CAPITAL RESOURCE PARTNERS ANNOUNCES A PROMOTION
AND TWO NEW HIRES
Boston,
MA, August 1, 2002 - Capital Resource Partners ("CRP"),
announced today the promotion of Scott R. Rivard to Investment Manager,
the hiring of E. Drew Richards as Investment Associate, and the hiring
of John P. O'Leary as Finance Accountant. Capital Resource Partners
is $900 million private capital group investing mezzanine and equity
for later-stage growth, recapitalizations, and buyouts.
Scott
Rivard joined CRP in 1999 as an associate, and has worked on numerous
investments in a range of industries including business and information
services, software, consumer products, and financial services.
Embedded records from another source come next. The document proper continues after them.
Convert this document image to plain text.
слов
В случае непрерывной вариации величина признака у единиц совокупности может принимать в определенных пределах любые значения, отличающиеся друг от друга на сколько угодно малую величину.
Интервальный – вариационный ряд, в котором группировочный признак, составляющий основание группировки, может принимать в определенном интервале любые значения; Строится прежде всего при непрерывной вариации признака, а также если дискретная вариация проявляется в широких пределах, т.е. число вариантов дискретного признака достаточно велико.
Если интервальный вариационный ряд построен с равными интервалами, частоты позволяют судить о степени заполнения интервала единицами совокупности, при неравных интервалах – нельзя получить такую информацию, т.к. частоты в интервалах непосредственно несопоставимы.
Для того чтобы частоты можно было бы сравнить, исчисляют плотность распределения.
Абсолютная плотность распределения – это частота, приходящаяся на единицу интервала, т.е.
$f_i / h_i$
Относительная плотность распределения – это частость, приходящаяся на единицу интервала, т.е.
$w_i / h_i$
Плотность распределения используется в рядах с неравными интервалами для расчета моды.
Prior
to joining CRP, he was a financial analyst in the natural resource
group at Credit Suisse First Boston where he assisted in public and
private financings, mergers and acquisitions, and public equity offerings.
Scott graduated cum laude with a Bachelor of Arts in Economics from
Middlebury College.
E. Drew
Richards joined Capital Resource Partners in July as an investment
associate. Prior to CRP, he was an investment banking analyst in the
Leveraged Finance Group at Salmon Smith Barney where he was involved
in multiple layers of the transaction process including conducting
financing modeling, valuation analyses, due diligence, and industry
research, as well as structuring senior, high yield, and mezzanine
transactions. Drew graduated magna cum laude with a Bachelor of Arts
in Math and Economics from Williams College.
John
P. O'Leary joined Capital Resource Partners in July as well as a finance
accountant. Prior to CRP, John was a staff accountant at GC Companies,
which operates the circuit of theatres under the name, General Cinema
Theatres, and was acquired by AMC Theatres in 2002. Prior to joining
GC Companies, he was a portfolio accounting analyst at Putnam Investments.
John graduated cum laude with a Bachelor in Science in Accounting
and Management from Norwich University.
Capital
Resource Partners invests $10 million to $30 million of mezzanine
and equity capital for later-stage growth and expansion, incremental
acquisitions, recapitalizations, and buyouts in a range of industries
including business and information services, manufacturing, distribution,
and industrial services, consumer products, and healthcare.